Cooking Grates: Cast Iron vs Stainless Steel
Grill grates are made either from porcelain-coated cast iron or stainless steel. Here's the deal—cast iron grill grates retain more heat than steel, leaving the distinct sear marks people love. If seasoned properly, porcelain cast iron is also non-stick, so food comes off the grill easier and the grates are easy to clean. HOWEVER, porcelain cast iron must be cleaned carefully and seasoned every once in awhile. If the porcelain coating is chipped or scratched, the iron can runt. (For help seasoning cast iron, check out our Caring for Cast Iron page.)
Stainless steel costs more than cast iron and doesn’t transfer heat nearly as well, but it requires almost ZERO maintenance. It doesn’t have to be seasoned and there’s no chance of chipping, cracking, or rusting. Cleaning stainless steel grill grates is as simple as hitting them with a stiff brush.
The Truth About BTUs
Nearly everyone in the grill industry measures the power or heat of their grill using British Thermal Units (BTUs). In reality, a BTU represents the amount of fuel a grill uses, NOT how hot the grill gets. A grill's ability to produce heat is a function of its design, cooking grid proximity to the heat source, and BTUs. BTUs can be deceptive because, although they give an idea of the grill’s power, they’re useless if the rest of the grill isn’t designed and built well. A grill that features high BTUs but poor construction will lose most of those BTUs to the outside air. That being said, BTUs still do a good job predicting how powerful a grill will be.

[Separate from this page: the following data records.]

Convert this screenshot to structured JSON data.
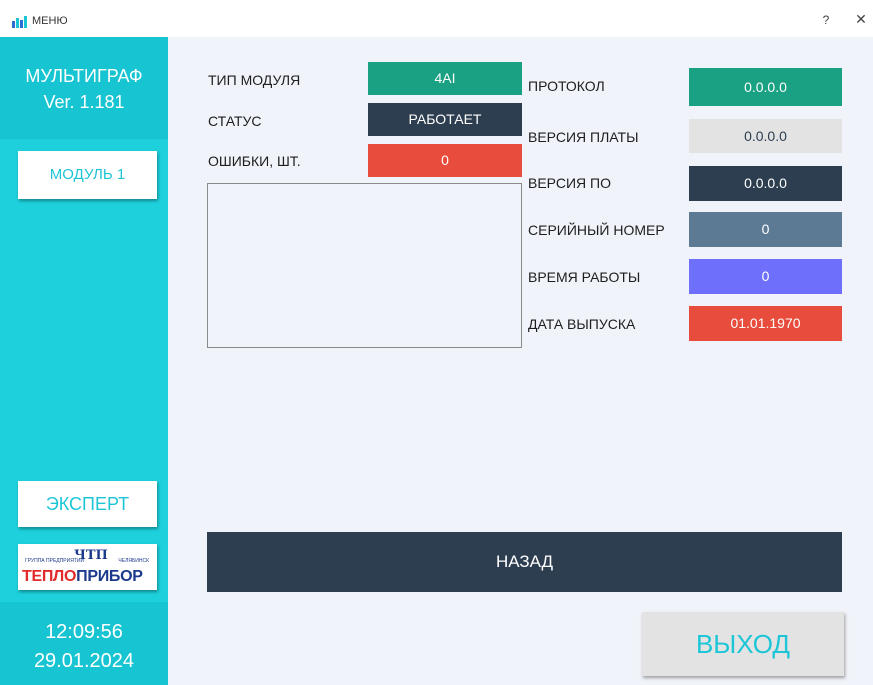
{
  "window": {
    "title": "МЕНЮ",
    "help_label": "?",
    "close_label": "✕"
  },
  "sidebar": {
    "brand_name": "МУЛЬТИГРАФ",
    "version": "Ver. 1.181",
    "module_button": "МОДУЛЬ 1",
    "expert_button": "ЭКСПЕРТ",
    "logo": {
      "small_left": "ГРУППА ПРЕДПРИЯТИЙ",
      "small_right": "ЧЕЛЯБИНСК",
      "abbr": "ЧТП",
      "word_red": "ТЕПЛО",
      "word_blue": "ПРИБОР"
    },
    "time": "12:09:56",
    "date": "29.01.2024"
  },
  "module_info": {
    "type_label": "ТИП МОДУЛЯ",
    "type_value": "4AI",
    "status_label": "СТАТУС",
    "status_value": "РАБОТАЕТ",
    "errors_label": "ОШИБКИ, ШТ.",
    "errors_value": "0",
    "log_text": ""
  },
  "details": {
    "protocol_label": "ПРОТОКОЛ",
    "protocol_value": "0.0.0.0",
    "board_label": "ВЕРСИЯ ПЛАТЫ",
    "board_value": "0.0.0.0",
    "software_label": "ВЕРСИЯ ПО",
    "software_value": "0.0.0.0",
    "serial_label": "СЕРИЙНЫЙ НОМЕР",
    "serial_value": "0",
    "uptime_label": "ВРЕМЯ РАБОТЫ",
    "uptime_value": "0",
    "release_label": "ДАТА ВЫПУСКА",
    "release_value": "01.01.1970"
  },
  "buttons": {
    "back": "НАЗАД",
    "exit": "ВЫХОД"
  },
  "colors": {
    "sidebar": "#1dd0dc",
    "sidebar_dark": "#16c4d2",
    "green": "#1aa082",
    "navy": "#2d3e50",
    "red": "#e74c3c",
    "light_gray": "#e3e3e3",
    "slate": "#5d7a94",
    "violet": "#6e6ffb",
    "background": "#f0f3f9"
  },
  "icons": {
    "app_icon": "bar-chart-icon"
  }
}
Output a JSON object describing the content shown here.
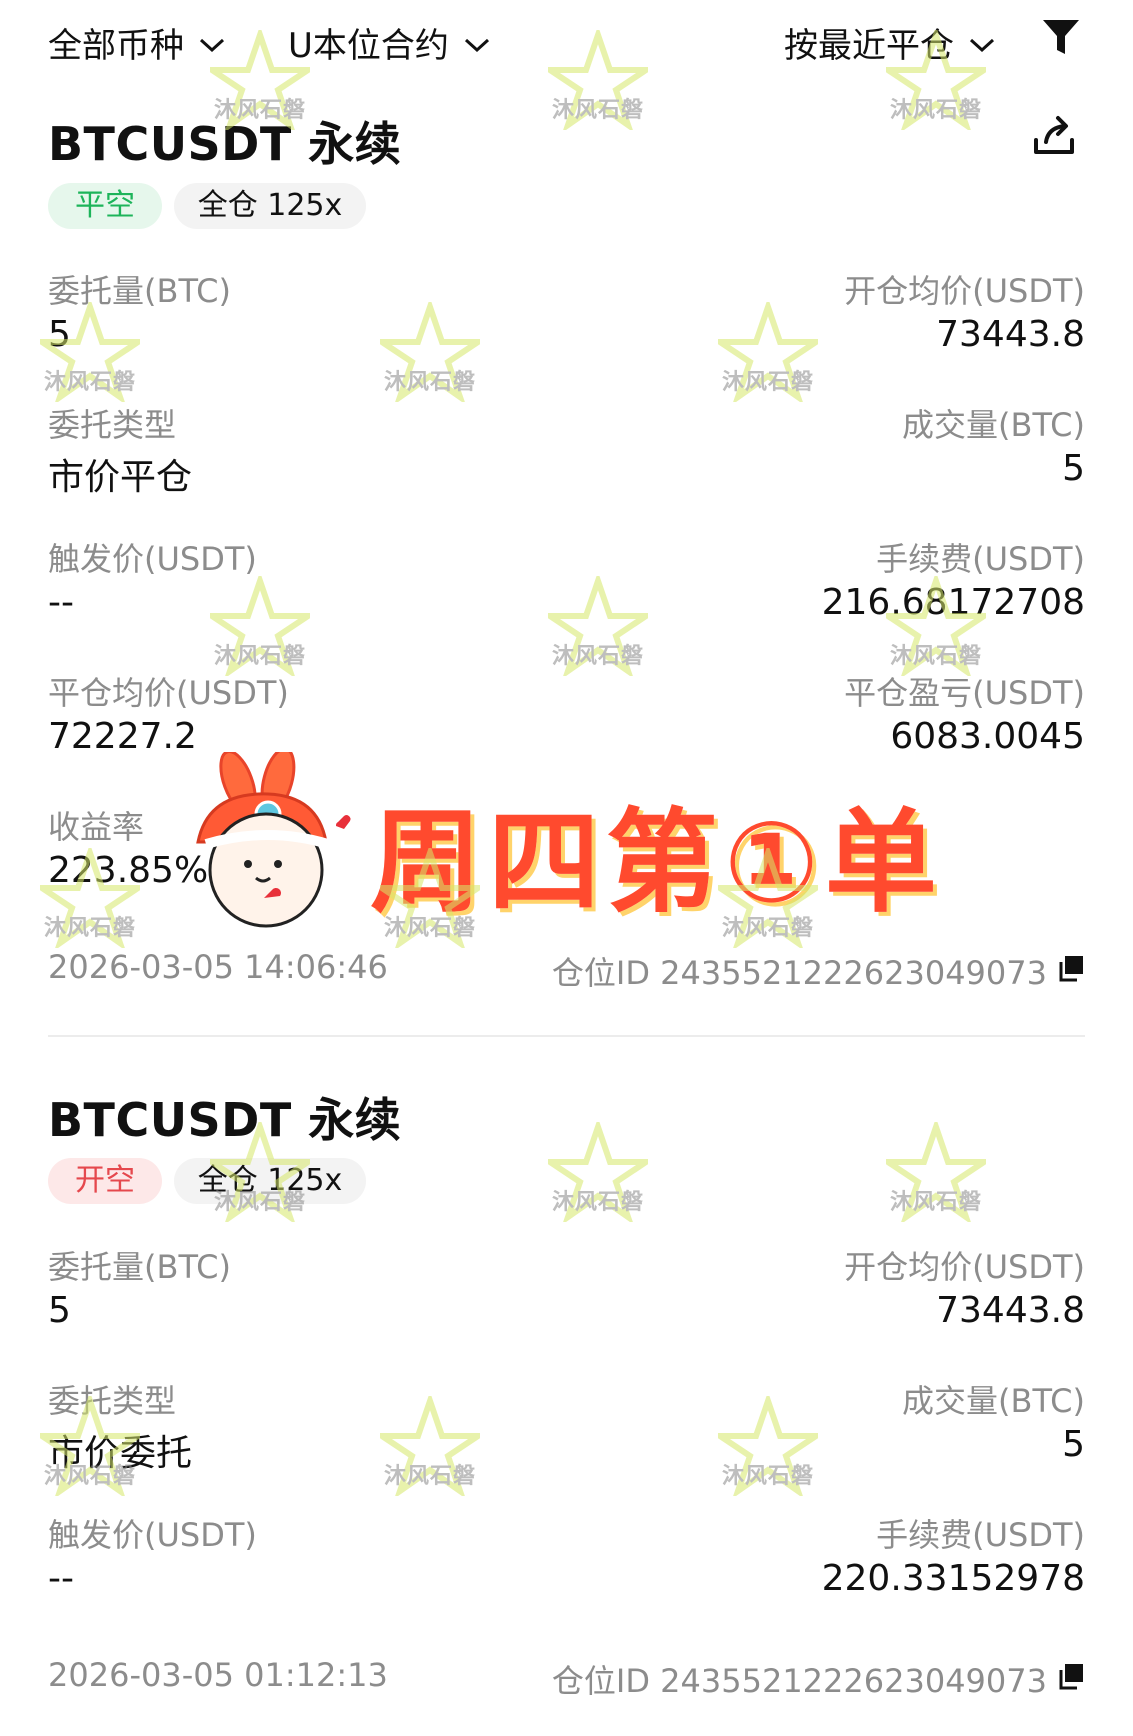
{
  "filters": {
    "currency": "全部币种",
    "contract_type": "U本位合约",
    "sort": "按最近平仓"
  },
  "watermark": "沐风石磐",
  "orders": [
    {
      "symbol": "BTCUSDT 永续",
      "side_tag": "平空",
      "side_color": "#1db45a",
      "margin_tag": "全仓 125x",
      "fields": {
        "order_qty": {
          "label": "委托量(BTC)",
          "value": "5"
        },
        "open_avg": {
          "label": "开仓均价(USDT)",
          "value": "73443.8"
        },
        "order_type": {
          "label": "委托类型",
          "value": "市价平仓"
        },
        "filled_qty": {
          "label": "成交量(BTC)",
          "value": "5"
        },
        "trigger_price": {
          "label": "触发价(USDT)",
          "value": "--"
        },
        "fee": {
          "label": "手续费(USDT)",
          "value": "216.68172708"
        },
        "close_avg": {
          "label": "平仓均价(USDT)",
          "value": "72227.2"
        },
        "pnl": {
          "label": "平仓盈亏(USDT)",
          "value": "6083.0045"
        },
        "roi": {
          "label": "收益率",
          "value": "223.85%"
        }
      },
      "time": "2026-03-05 14:06:46",
      "position_id": "仓位ID 2435521222623049073"
    },
    {
      "symbol": "BTCUSDT 永续",
      "side_tag": "开空",
      "side_color": "#e5484d",
      "margin_tag": "全仓 125x",
      "fields": {
        "order_qty": {
          "label": "委托量(BTC)",
          "value": "5"
        },
        "open_avg": {
          "label": "开仓均价(USDT)",
          "value": "73443.8"
        },
        "order_type": {
          "label": "委托类型",
          "value": "市价委托"
        },
        "filled_qty": {
          "label": "成交量(BTC)",
          "value": "5"
        },
        "trigger_price": {
          "label": "触发价(USDT)",
          "value": "--"
        },
        "fee": {
          "label": "手续费(USDT)",
          "value": "220.33152978"
        }
      },
      "time": "2026-03-05 01:12:13",
      "position_id": "仓位ID 2435521222623049073"
    }
  ],
  "sticker": {
    "text": "周四第①单"
  }
}
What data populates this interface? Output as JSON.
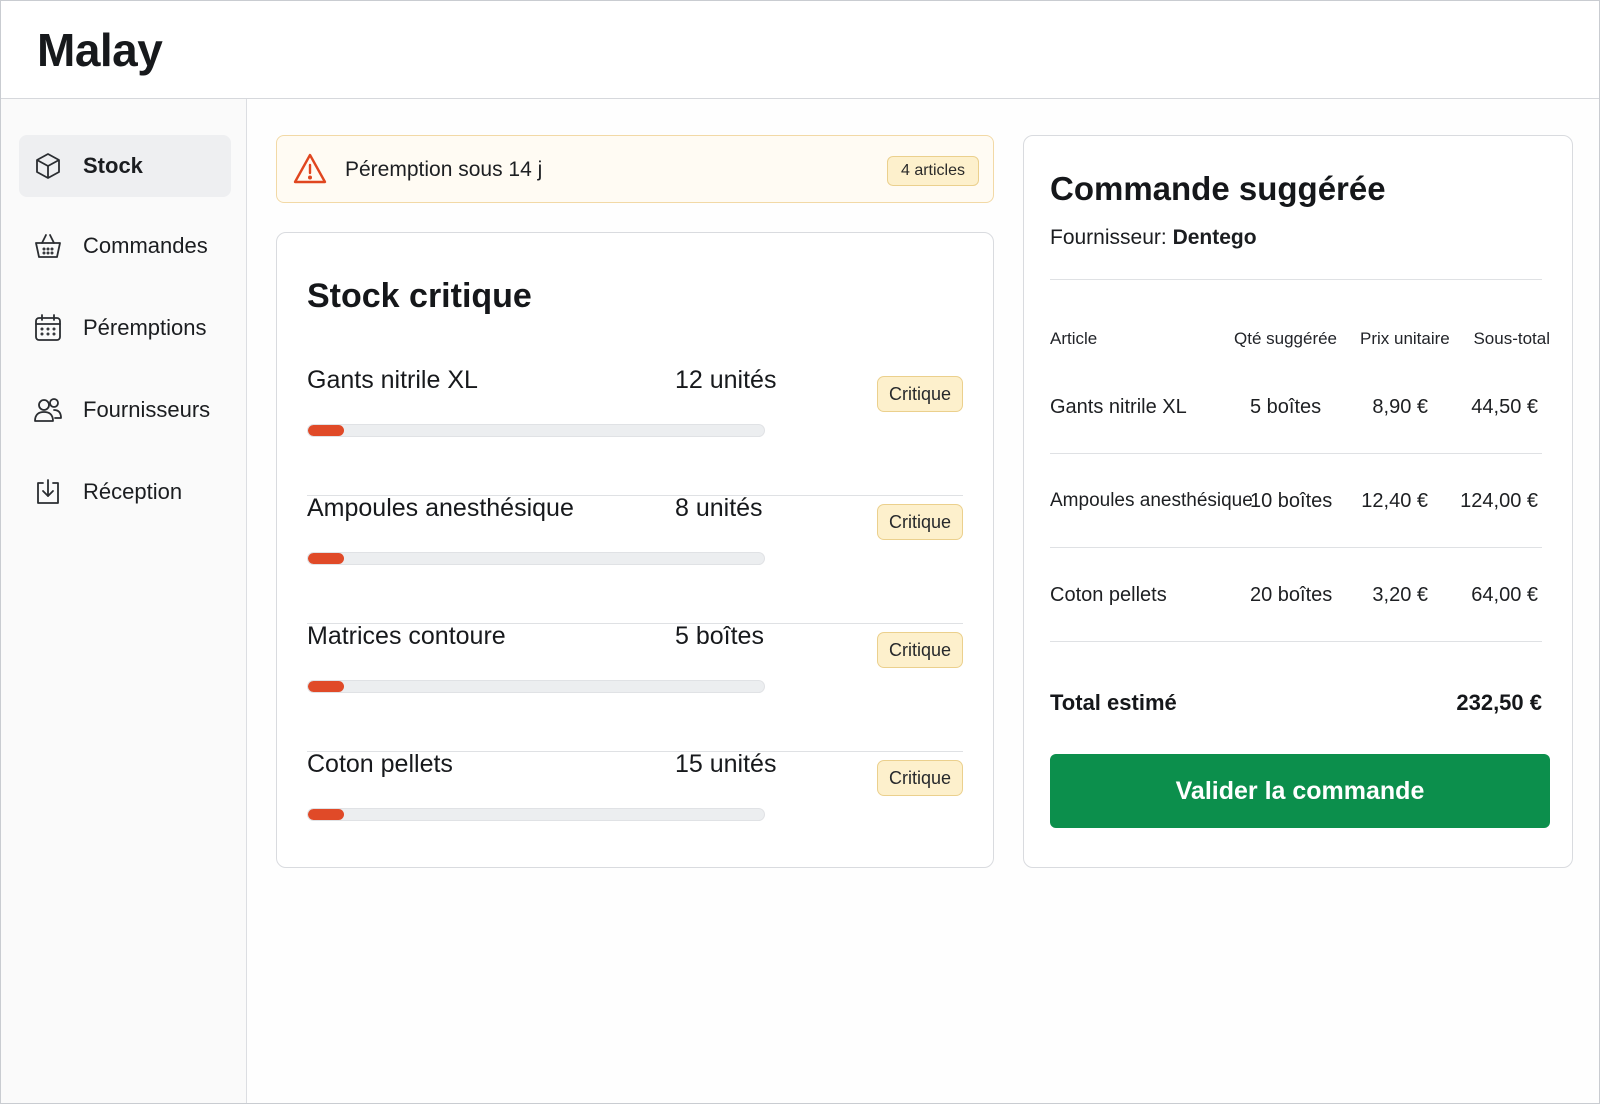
{
  "app": {
    "title": "Malay"
  },
  "sidebar": {
    "items": [
      {
        "label": "Stock",
        "icon": "box-icon",
        "active": true
      },
      {
        "label": "Commandes",
        "icon": "basket-icon"
      },
      {
        "label": "Péremptions",
        "icon": "calendar-icon"
      },
      {
        "label": "Fournisseurs",
        "icon": "users-icon"
      },
      {
        "label": "Réception",
        "icon": "download-tray-icon"
      }
    ]
  },
  "alert": {
    "icon": "warning-triangle-icon",
    "text": "Péremption sous 14 j",
    "badge": "4 articles"
  },
  "stock": {
    "title": "Stock critique",
    "items": [
      {
        "name": "Gants nitrile XL",
        "qty": "12 unités",
        "status": "Critique",
        "level": 0.08
      },
      {
        "name": "Ampoules anesthésique",
        "qty": "8 unités",
        "status": "Critique",
        "level": 0.08
      },
      {
        "name": "Matrices contoure",
        "qty": "5 boîtes",
        "status": "Critique",
        "level": 0.08
      },
      {
        "name": "Coton pellets",
        "qty": "15 unités",
        "status": "Critique",
        "level": 0.08
      }
    ]
  },
  "order": {
    "title": "Commande suggérée",
    "supplier_label": "Fournisseur:",
    "supplier_name": "Dentego",
    "headers": {
      "article": "Article",
      "qty": "Qté suggérée",
      "unit_price": "Prix unitaire",
      "subtotal": "Sous-total"
    },
    "rows": [
      {
        "article": "Gants nitrile XL",
        "qty": "5 boîtes",
        "unit_price": "8,90 €",
        "subtotal": "44,50 €"
      },
      {
        "article": "Ampoules anesthésique",
        "qty": "10 boîtes",
        "unit_price": "12,40 €",
        "subtotal": "124,00 €"
      },
      {
        "article": "Coton pellets",
        "qty": "20 boîtes",
        "unit_price": "3,20 €",
        "subtotal": "64,00 €"
      }
    ],
    "total_label": "Total estimé",
    "total_value": "232,50 €",
    "validate_label": "Valider la commande"
  },
  "colors": {
    "accent_green": "#0c8f4c",
    "critical_red": "#e04a28",
    "badge_yellow": "#fdf0cc",
    "alert_orange": "#e0461f"
  }
}
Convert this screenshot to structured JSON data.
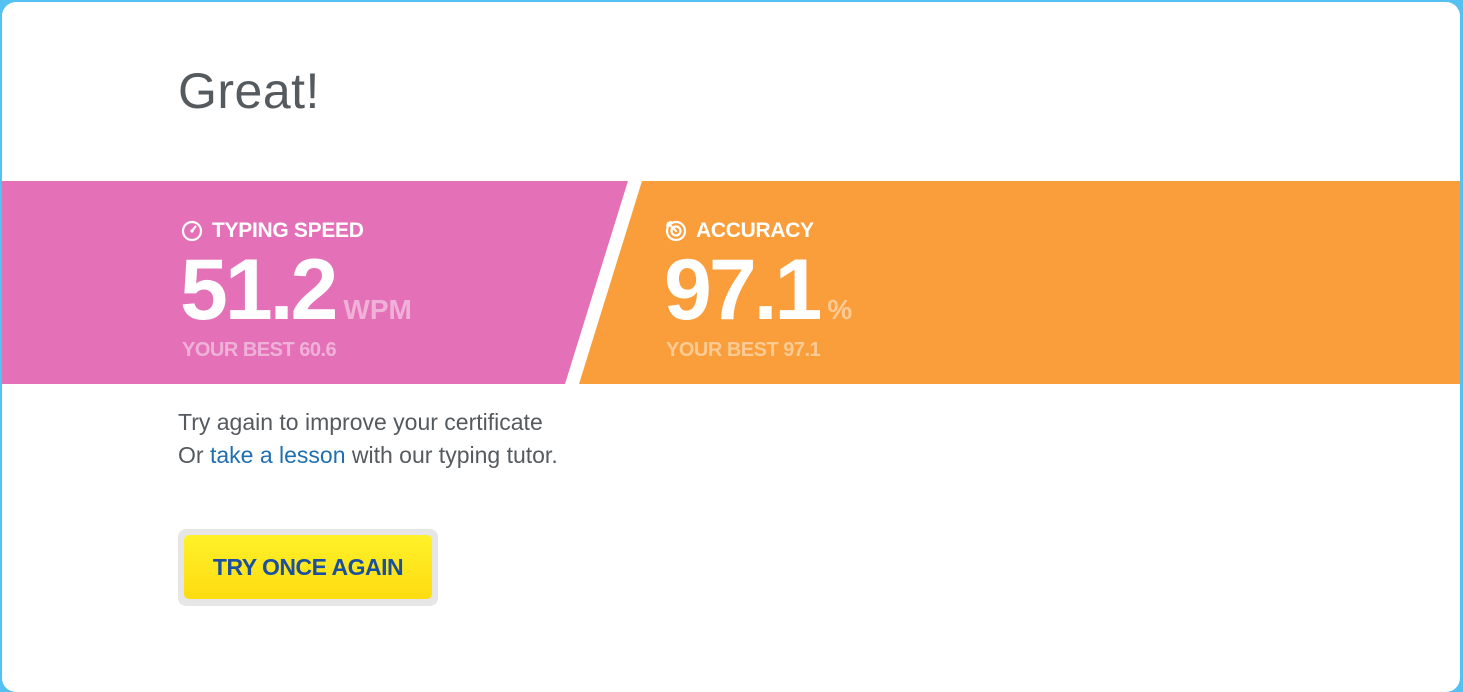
{
  "result": {
    "heading": "Great!"
  },
  "speed": {
    "icon": "speedometer-icon",
    "label": "TYPING SPEED",
    "value": "51.2",
    "unit": "WPM",
    "best": "YOUR BEST 60.6",
    "color": "#e471b8"
  },
  "accuracy": {
    "icon": "target-icon",
    "label": "ACCURACY",
    "value": "97.1",
    "unit": "%",
    "best": "YOUR BEST 97.1",
    "color": "#f99e3b"
  },
  "message": {
    "line1": "Try again to improve your certificate",
    "line2_prefix": "Or ",
    "lesson_link": "take a lesson",
    "line2_suffix": " with our typing tutor."
  },
  "actions": {
    "try_again_label": "TRY ONCE AGAIN",
    "button_color": "#fddc10"
  }
}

This one is easy—usually the longer the warranty, the better a grill is made. The irony is that if you buy a high-quality gas grill, it's unlikely you’ll likely ever use the warranty—which is exactly why they can offer such a great warranty. Still, it's good to know that the manufacturer stands behind their grill and, should something break, your're covered. Most gas grill brands offer different warranties for different grills parts—the hood, grates, and burners will each have a different warranty length—so look carefully and don’t assume everything is covered for the same length of time.
Some smaller or lighter gas grills ship to you via UPS ground. This mean the grill arrives at your house in the classic brown UPS truck and the driver will leave the grill at your door. Larger and heavier grills must ship via truck freight. In this case a delivery company will call you and arrange a delivery time. FireCraft ships most gas grills for free.*
*Although most gas grills ship for free, due to manufacturer agreements some grills will incur a shipping charge.